Do APL/j/k/q work well for some performance-sensitive situations but not others? Some of the comments here by people who appear to be very familiar with the language make it seem like it performs quite well compared to the traditional high-performance languages.

Distribution is definitely something I hadn't considered; I guess I've been spoiled by the variety of free/open languages available these days.

I've always wanted to try to pick up an array language to expand my horizons a bit (e.g., that one bit of advice that programmers should learn one of the four main types of languages --- ALGOL-based, Lisp, functional, array-based), but I just haven't had the time.




Worth noting that most APL interpreters and the J interpreter are significantly slower than (most) k/q interpreters.
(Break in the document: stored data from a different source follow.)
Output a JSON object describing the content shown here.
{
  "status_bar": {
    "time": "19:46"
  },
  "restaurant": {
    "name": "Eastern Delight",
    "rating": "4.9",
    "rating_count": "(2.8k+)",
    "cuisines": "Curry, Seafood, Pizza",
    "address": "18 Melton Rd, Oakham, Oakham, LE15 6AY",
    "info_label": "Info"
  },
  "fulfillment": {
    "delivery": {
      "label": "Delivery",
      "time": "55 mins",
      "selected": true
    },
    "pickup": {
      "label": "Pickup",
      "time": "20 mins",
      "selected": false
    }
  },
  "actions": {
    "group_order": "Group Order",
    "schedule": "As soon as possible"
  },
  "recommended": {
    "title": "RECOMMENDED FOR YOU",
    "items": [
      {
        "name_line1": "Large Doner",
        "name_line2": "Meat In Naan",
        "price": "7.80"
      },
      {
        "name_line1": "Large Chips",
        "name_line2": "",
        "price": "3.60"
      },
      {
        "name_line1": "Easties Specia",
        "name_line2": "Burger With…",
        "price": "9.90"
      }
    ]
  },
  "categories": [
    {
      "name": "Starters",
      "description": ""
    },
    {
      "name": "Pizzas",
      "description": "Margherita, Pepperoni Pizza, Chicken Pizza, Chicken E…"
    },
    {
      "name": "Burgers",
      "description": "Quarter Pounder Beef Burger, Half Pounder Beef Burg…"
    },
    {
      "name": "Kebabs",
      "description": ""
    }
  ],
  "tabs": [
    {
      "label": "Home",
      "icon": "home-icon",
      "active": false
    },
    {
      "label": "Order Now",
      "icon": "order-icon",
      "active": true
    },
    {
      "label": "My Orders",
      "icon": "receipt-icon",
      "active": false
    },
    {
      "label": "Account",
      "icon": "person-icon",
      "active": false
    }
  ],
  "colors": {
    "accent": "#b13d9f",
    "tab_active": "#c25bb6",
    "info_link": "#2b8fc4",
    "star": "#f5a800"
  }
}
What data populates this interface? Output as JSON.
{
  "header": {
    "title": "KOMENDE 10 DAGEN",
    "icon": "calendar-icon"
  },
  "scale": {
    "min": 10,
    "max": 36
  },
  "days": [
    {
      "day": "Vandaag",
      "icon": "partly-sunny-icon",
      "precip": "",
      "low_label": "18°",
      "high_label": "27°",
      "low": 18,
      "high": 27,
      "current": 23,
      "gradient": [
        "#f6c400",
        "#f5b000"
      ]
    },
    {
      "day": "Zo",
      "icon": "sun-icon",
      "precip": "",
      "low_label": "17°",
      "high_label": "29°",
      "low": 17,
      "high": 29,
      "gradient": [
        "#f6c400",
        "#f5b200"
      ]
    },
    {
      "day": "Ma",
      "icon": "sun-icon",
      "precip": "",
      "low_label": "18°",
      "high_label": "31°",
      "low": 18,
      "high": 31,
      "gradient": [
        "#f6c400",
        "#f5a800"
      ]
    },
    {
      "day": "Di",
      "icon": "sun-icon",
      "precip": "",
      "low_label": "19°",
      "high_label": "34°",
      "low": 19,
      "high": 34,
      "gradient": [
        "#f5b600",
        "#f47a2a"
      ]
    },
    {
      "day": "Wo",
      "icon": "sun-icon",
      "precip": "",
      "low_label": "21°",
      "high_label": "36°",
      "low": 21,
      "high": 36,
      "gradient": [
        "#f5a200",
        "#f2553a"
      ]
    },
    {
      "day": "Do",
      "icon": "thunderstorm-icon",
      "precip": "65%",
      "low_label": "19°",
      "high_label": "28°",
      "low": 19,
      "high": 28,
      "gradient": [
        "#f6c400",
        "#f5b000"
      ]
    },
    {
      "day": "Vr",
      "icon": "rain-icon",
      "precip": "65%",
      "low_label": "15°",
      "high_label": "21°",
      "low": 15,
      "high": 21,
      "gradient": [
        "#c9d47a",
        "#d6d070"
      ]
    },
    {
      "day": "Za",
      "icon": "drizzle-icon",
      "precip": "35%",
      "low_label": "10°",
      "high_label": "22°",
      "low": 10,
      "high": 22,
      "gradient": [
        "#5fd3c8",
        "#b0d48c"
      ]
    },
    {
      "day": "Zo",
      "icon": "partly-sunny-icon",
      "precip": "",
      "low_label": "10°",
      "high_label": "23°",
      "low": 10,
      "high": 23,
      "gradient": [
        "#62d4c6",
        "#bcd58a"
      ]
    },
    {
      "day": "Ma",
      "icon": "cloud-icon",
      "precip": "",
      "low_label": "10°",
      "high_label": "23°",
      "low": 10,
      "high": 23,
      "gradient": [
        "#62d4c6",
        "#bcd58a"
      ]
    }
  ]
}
I'm not sure if the performance argument is relevant for all of them.

Arthur Whitney's a biased source, of course, but the kparc site has a bunch of little programs in which he beats the equivalents from rather influential people (like the UNIX/Plan 9/Inferno authors http://www.kparc.com/z/bell.k ) for bragging rights.

k losing to some really nicely-written C and most Fortran seems plausible, Java and C++ not so much.


Is there publicly available information on what makes k/q interpreters so much faster? Or is that part of the secret sauce that the companies maintaining those interpreters sell? I assume it's the latter, but hope for the former, since good descriptions of the technical work that goes into high-performance systems usually makes for fascinating reading.


So the language isn't really amazingly fast from certain benchmarks I've seen like fibbonachi, but the entire integrated database solution for analysis purposes is very fast. I wouldn't do high frequency trading or high performance scientific computing in it, but data analysis is great.